La manifestazione di Libera per la giornata delle vittime
Hanno sfilato in migliaia per le vie di Trapani per dire no alla criminalità e ricordare le vittime delle mafie. Un appuntamento che si ripete ogni anno, quello della Giornata della memoria e dell’impegno per le vittime innocenti di mafia organizzato da Libera, giunto alla sua trentesima edizione. Tantissimi i giovani che si sono poi radunati in piazza Vittorio Emanuele, dove è stato allestito il palco. Per Libera hanno partecipato 50 mila persone per la questura diecimila.
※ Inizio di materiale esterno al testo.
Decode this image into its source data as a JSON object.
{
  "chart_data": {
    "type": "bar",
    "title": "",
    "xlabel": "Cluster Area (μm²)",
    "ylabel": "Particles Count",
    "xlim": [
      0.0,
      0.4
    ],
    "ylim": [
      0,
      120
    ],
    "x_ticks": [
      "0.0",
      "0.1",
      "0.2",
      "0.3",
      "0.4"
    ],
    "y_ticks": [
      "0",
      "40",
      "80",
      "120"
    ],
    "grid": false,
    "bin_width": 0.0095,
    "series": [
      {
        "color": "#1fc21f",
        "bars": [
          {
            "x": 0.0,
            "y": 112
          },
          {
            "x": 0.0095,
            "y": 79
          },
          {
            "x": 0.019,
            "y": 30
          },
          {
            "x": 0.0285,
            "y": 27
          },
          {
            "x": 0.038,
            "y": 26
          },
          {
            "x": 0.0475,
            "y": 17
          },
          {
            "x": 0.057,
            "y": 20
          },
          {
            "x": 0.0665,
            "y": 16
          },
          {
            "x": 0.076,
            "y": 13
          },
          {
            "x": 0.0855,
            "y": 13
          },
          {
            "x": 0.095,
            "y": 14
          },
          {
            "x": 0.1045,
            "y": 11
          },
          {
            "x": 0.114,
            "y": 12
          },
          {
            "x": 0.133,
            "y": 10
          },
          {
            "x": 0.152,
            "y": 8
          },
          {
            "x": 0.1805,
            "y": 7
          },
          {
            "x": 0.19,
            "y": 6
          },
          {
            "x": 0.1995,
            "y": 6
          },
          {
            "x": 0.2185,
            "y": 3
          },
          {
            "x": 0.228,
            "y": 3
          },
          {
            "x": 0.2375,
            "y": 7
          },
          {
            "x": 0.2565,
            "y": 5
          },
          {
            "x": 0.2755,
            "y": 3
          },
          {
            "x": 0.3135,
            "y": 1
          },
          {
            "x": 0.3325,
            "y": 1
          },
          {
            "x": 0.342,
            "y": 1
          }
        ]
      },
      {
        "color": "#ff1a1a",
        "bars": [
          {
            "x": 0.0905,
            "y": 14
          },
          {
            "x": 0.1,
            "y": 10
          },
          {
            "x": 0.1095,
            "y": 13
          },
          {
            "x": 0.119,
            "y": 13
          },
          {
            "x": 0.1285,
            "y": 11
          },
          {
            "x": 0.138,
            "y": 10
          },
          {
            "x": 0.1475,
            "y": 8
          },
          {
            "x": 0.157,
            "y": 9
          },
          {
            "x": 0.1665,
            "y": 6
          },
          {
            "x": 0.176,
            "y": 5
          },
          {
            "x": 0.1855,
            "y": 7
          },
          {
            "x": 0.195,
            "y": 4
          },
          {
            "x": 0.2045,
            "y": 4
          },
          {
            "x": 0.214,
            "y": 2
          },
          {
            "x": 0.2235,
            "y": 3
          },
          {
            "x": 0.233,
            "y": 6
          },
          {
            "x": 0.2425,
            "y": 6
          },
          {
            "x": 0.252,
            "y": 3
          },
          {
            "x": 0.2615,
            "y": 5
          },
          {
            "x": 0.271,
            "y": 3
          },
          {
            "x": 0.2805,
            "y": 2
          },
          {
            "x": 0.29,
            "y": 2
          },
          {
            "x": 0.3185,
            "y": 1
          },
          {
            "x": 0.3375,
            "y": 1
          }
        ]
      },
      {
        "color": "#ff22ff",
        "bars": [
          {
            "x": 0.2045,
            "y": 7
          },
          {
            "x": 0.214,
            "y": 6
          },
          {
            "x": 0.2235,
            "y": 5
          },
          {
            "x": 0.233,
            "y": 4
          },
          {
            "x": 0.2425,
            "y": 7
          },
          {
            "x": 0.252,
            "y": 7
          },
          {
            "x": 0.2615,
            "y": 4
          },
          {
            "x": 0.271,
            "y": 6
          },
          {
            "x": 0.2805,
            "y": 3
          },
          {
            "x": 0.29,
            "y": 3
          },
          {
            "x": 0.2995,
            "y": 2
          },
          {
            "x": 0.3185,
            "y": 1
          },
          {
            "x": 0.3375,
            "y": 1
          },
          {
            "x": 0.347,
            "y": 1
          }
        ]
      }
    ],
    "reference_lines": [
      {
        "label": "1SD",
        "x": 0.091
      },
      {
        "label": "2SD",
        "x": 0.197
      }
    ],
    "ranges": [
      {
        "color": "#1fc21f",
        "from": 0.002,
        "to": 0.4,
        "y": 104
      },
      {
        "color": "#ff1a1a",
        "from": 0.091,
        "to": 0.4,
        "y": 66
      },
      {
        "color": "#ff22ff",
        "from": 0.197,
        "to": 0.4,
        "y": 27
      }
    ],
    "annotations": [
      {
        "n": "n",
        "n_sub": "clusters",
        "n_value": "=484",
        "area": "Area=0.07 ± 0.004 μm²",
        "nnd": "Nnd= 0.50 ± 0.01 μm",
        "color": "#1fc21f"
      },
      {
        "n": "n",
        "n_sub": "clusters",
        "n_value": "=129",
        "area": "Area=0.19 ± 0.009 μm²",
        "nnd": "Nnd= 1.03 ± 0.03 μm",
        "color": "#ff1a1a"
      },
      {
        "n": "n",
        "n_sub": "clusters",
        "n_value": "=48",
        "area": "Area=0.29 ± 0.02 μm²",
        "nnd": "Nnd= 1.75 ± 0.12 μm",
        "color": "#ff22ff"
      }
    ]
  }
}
I nomi delle vittime di mafia «sono parte della nostra memoria collettiva ed è nei loro confronti che si rinnova, anzitutto, l'impegno a combattere le mafie, a partire dalle Istituzioni ai luoghi della vita quotidiana, superando rassegnazione e indifferenza, alleate dei violenti e sopraffattori», ha scritto il capo dello Stato Sergio Mattarella in un messaggio. «La mafia può essere vinta. Dipende da noi: tanti luminosi esempi ce lo confermano», ha aggiunto. Mentre la premier Giorgia Meloni ha definito la Giornata della Memoria «un importante momento di riflessione», aggiungendo che "L'Italia e le sue Istituzioni si inchinano davanti al sacrificio di chi ha perso la vita per mano della criminalità organizzata: cittadini onesti, servitori dello Stato, persone innocenti cadute sotto i colpi vigliacchi di un giogo vile e spietato». «Le mafie sono un nemico dichiarato della nostra democrazia, un’offesa alla dignità della Nazione. Per questo - ha detto - con assoluta determinazione e fermezza, ribadiamo la nostra condanna ad ogni tipo di mafia e ci impegniamo, ogni giorno, a combatterla». Il corteo ha preso il via dal lungomare di Trapani. In testa don Luigi Ciotti, fondatori di Libera, insieme ai familiari di vittime di mafia giunti da tutta Italia e ai vescovi Pietro Maria Fragnelli (Trapani), Angelo Giurdanella (Mazara del Vallo), Alessandro Damiano (Agrigento) e Gualtiero Federico Isacchi (Monreale). Al corteo hanno partecipato anche il segretario generale Cgil Maurizio Landini e la segretaria del Pd Elly Schlein. «Ogni anno la manifestazione è sempre più partecipata dai ragazzi, sono ragazzi consapevoli - ha detto Schlein - Il contrasto alle mafie deve partire proprio dalle scuole e dalla cultura perché la mafia ne ha paura. Serve rafforzare gli strumenti di prevenzione, altro che mettere la tagliola sulle intercettazioni a 45 giorni, questo rischia di rendere più difficili le indagini su reati anche gravi e magari pure a quelli connessi con le organizzazioni di stampo mafioso».